$120,000 ratepayer contribution to next year's Jazz Festival is in doubt after the decision was shown to be outside the rules that  control Tauranga City Council grants for flagship events.

Councillor Murray Guy has succeeded in blocking a  decision by the council's secretive subcommittee which allocates grants for community events. 

Flagship events are given the highest priority for the annual $250,000 pool of money.

At the Tauranga Jazz Festival 2011 - Amanda Brook, Mikaela Butler, Anna Henson, and Kirsten Raynor - Chris Callinan.

At the Tauranga Jazz Festival 2011 - Amanda Brook, Mikaela Butler, Anna Henson, and Kirsten Raynor - Chris Callinan.

The casting vote of chairman Larry Baldock was needed to push through a $30,000 grant and $90,000 loan for the Jazz Festival, which asked for an additional $90,000 because of the scale of its 50th anniversary celebrations, including a major international  act.

A question mark also surrounds the $25,000 annual grant to the Tauranga Arts Festival  in October.

Cr Baldock settled the 4-4 split in favour of the Jazz Festival. Opposing were Crs Guy, Rick Curach, Bill Grainger and Catherine Stewart, and supporting were Crs Baldock, Tony Christiansen, Bill Faulkner and Mayor Stuart Crosby.

Cr Guy  took the issue to council executive staff. Following discussions between Mr Crosby and city directions manager Christine Jones this week, it was decided to put aside the Jazz Festival decision and for the $120,000 application to be considered by the council next month.

Ms Jones said the rest of the subcommittee's decisions were being analysed against policy to see if any other grants needed to come back to the council. The council can legally deviate from policy.

Cr Guy said his actions were not aimed at the Jazz Festival but at the council sticking to policy. 

The Jazz Festival decision had fallen outside the policy which said  flagship events needed to be financially independent within six years.

He also said  organisers had not demonstrated a clear financial pathway towards the day when the festival  did not need to rely on council money.

"I hope that this is a wake-up call. If the policies are not meeting community needs then the answer is to change the policy - not ignore it," he said.

The Jazz Festival sought a cash grant of $120,000 in recognition of the special nature of next year's event, but the subcommittee opted to stick with the usual grant of $30,000 and make the rest a loan.

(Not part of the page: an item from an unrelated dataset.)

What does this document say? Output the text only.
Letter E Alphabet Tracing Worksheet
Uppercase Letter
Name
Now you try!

The rationale was that the anniversary celebrations plus the drawcard of a major international act would secure enough profit to repay the loan.

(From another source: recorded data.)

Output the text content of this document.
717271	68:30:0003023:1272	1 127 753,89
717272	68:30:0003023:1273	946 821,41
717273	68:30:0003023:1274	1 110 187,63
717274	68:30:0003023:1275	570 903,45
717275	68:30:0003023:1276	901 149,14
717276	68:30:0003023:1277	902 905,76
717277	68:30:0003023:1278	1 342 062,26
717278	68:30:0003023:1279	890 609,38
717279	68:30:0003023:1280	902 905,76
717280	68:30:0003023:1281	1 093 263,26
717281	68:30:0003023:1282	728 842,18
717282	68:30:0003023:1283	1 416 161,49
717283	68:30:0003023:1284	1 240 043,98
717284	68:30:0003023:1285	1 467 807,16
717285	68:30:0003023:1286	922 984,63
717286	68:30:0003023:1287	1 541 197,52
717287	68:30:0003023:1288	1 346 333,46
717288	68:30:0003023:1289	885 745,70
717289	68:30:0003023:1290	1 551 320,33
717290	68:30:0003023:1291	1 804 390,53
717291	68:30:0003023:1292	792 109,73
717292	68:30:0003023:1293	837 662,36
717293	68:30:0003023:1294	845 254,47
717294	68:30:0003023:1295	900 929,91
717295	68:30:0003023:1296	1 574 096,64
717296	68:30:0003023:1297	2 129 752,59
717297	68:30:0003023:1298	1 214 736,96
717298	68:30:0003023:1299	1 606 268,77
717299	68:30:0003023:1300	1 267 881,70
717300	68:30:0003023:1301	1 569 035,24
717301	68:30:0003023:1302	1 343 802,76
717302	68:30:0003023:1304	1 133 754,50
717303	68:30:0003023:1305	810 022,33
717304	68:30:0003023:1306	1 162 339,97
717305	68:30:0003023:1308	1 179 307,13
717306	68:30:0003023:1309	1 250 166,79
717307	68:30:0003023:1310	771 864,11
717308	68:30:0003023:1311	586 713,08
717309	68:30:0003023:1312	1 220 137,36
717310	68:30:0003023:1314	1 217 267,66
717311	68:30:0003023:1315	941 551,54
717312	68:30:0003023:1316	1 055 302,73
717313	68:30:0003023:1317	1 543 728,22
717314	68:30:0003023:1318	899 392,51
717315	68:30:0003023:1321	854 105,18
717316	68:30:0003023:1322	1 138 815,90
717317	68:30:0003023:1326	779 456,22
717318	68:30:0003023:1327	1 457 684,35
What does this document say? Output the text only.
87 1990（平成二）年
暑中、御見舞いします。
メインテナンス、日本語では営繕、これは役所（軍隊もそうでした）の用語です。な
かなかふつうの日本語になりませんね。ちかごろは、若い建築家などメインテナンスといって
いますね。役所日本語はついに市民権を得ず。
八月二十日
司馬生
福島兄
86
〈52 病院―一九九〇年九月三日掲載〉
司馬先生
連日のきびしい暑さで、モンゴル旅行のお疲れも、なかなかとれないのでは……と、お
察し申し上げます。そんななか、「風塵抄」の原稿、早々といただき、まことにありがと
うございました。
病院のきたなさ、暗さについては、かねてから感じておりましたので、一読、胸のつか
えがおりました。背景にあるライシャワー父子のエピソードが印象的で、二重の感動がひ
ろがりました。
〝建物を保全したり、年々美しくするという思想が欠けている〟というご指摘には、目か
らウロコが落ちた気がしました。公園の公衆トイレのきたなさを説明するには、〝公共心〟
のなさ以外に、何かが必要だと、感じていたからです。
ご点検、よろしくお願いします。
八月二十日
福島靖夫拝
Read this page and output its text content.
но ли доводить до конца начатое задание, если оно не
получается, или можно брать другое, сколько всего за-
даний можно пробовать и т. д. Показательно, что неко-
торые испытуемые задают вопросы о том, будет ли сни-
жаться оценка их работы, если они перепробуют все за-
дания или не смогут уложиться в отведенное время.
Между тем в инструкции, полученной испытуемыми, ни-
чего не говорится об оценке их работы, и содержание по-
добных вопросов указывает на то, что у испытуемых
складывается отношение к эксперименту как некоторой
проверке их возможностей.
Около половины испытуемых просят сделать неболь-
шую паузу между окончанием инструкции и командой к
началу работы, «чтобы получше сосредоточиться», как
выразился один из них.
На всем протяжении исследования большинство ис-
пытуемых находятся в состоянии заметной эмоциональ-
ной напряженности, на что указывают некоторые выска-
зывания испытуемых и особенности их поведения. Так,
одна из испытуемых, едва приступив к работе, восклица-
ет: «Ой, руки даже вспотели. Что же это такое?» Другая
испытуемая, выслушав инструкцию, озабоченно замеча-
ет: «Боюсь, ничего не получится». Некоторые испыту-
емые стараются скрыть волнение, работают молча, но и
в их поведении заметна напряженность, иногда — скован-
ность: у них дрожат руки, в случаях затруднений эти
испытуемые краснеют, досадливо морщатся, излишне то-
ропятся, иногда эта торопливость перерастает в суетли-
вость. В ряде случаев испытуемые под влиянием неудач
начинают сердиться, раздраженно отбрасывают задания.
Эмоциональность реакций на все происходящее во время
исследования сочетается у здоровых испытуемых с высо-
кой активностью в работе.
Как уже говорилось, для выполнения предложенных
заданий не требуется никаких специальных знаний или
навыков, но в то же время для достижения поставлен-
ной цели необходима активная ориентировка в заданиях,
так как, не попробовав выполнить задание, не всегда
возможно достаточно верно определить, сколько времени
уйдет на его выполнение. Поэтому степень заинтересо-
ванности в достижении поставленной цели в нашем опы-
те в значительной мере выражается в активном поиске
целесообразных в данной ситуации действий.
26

Cr Baldock defended his chairmanship, saying he had sought advice from staff  about the six-year deadline on the grant and been advised it was within policy. 

He now understood that the Jazz Festival and the Arts Festival had been outside policy for the past two years.

Mr Crosby, an ex-officio member of the subcommittee, said Cr Guy had raised a valid point. "The subcommittee can't step outside its brief."

He said the six-year period had been reviewed and extended for some flagship events while for others, such as  the Jazz Festival, it had not.

Mr Crosby said the funding policy would be reviewed  this year. He would like to see a higher level of information and assessments from applicants, including an analysis of the last event. 

His other ideas included seconding outside event experts on to the subcommittee so it was not all councillors, and for the events funding budget to be reviewed because it had not changed for about 10 years.